全国高校ラグビー大会で82大会ぶりに出場し、歴史的1勝を挙げ話題となった早実(東京)が全国選抜大会出場という新たな歴史を作った。

相手は神奈川準Vの慶応。大学ラグビーでは伝統とされる「早慶戦」が高校でも実現した。普段練習試合では対戦の経験があるというが、大谷寛監督(41)が就任してからは公式戦では初対決。「勝てば選抜大会、そして早慶戦となれば負けたくないというのがあった」と話した通り、息詰まる熱戦となった。

前半はフッカー立木優成(1年)の2トライなど7点リードで折り返すも後半7分に同点に追いつかれてからは防戦一方だった。慶応のモール攻撃に苦しめられ、自陣でのプレーがほとんどだった。

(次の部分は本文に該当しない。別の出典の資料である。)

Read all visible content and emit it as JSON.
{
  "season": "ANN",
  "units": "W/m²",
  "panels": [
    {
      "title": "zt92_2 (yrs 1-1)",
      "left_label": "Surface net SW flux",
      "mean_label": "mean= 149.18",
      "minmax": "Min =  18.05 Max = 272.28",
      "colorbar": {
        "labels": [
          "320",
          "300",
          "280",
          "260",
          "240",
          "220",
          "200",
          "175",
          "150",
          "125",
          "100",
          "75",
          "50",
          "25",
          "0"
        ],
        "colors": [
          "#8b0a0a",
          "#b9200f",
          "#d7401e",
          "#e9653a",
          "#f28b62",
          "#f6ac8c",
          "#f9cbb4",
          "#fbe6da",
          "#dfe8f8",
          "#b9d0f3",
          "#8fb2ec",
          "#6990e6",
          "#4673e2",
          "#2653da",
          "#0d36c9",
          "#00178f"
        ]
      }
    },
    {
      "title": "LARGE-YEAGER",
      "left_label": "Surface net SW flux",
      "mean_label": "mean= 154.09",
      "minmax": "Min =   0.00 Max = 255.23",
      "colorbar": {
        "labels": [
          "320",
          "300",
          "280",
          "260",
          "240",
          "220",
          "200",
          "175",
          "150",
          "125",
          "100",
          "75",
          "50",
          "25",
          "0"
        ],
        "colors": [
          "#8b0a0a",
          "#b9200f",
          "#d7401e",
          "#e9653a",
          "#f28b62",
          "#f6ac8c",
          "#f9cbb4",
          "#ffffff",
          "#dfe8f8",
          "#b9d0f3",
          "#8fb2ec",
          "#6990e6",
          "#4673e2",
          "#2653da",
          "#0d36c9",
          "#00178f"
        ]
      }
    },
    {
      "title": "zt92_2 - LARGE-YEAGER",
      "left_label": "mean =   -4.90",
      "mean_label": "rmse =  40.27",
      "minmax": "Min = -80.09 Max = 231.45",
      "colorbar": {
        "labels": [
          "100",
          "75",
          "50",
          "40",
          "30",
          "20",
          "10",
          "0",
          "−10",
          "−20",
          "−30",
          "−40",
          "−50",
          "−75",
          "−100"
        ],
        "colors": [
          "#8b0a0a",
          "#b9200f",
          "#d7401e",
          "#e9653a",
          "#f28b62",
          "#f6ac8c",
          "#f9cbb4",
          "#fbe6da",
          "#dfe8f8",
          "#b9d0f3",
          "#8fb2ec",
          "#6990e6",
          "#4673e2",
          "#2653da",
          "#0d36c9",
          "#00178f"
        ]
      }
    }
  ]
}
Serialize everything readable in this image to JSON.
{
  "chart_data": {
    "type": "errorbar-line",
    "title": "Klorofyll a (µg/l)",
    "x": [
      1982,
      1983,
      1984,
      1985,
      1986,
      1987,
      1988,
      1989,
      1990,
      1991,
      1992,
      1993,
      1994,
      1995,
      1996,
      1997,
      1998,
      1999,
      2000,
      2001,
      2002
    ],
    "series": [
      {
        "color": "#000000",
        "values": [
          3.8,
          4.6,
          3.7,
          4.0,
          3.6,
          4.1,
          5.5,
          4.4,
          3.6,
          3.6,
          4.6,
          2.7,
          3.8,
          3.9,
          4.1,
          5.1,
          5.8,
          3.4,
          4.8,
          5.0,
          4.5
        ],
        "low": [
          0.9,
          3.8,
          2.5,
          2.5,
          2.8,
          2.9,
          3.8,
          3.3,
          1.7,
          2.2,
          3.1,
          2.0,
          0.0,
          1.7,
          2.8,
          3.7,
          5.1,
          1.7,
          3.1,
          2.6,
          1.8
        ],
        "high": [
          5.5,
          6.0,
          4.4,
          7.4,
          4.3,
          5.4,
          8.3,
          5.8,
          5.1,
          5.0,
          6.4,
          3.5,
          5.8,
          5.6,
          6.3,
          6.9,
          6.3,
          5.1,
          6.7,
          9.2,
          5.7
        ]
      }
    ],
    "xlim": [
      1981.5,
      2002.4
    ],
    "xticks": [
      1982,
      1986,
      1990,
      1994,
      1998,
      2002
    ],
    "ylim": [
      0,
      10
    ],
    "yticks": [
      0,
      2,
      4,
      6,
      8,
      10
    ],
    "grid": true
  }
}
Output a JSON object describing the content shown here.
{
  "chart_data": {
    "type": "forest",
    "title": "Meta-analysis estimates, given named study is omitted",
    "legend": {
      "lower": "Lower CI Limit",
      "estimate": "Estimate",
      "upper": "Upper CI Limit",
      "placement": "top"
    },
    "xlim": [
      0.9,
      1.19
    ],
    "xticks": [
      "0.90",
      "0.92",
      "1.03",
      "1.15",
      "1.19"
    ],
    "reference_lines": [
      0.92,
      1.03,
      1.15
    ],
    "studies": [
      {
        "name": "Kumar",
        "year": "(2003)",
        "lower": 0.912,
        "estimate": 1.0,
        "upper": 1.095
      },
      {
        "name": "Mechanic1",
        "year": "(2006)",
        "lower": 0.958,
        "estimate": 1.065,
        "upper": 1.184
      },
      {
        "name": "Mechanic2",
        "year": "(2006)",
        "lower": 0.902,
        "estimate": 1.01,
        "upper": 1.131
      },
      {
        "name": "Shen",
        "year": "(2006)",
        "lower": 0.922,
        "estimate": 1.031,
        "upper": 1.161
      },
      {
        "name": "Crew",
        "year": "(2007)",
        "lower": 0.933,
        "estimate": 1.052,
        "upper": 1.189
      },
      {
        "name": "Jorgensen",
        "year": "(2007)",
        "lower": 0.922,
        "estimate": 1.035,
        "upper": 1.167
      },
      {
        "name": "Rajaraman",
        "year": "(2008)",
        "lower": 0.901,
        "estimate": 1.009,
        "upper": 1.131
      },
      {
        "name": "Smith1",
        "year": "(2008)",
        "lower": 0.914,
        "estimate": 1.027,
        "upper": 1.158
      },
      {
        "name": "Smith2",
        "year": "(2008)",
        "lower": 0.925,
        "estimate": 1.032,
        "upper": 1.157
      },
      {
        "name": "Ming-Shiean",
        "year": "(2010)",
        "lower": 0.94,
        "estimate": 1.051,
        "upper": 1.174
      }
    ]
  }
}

それでも前日の茗溪学園(茨城)戦同様に相手の攻撃をしのぎ切り、29分に相手の反則を得た。微妙な時間だったが選手はPGを選択。大谷監督は「まだちょっと時間が残っているかなと思ったが、自分たちで決めたなら」と選手の判断に任せた。その後もプレーは続いたが、最後まで集中力を切らさずフィジカル勝負を制して守り抜いた。

花園にも出場したフランカー細川大斗主将(2年)は「守りきれると思ってみんなでPGを選択した。都の予選から守備は試合ごとに良くなってきている」と自信に満ちあふれた表情で語った。

新チームの主将に就任した細川は、先輩たちが成し遂げられなかった「花園で年越し」を目標にスタートした。大谷監督は初出場となったこの大会について「関東の強豪とたくさん試合ができたら」という思いだったが、細川は「必ず選抜大会に行って歴史をつくる」とチームを鼓舞してきた。

準決勝は16日、流通経大柏(千葉)と対戦する。花園の2回戦では53-0で大敗を喫した。大谷監督は「花園での経験が成長につながっている。現段階での最大限の力をぶつけてどこまで通用するか」と意気込みを語る。相良、小泉、今駒など個の技術の高い3年生がいなくなった。細川は「チームの雰囲気はいいので、周りを盛り上げてチーム全員で先輩たちのリベンジをしたい」と力強い。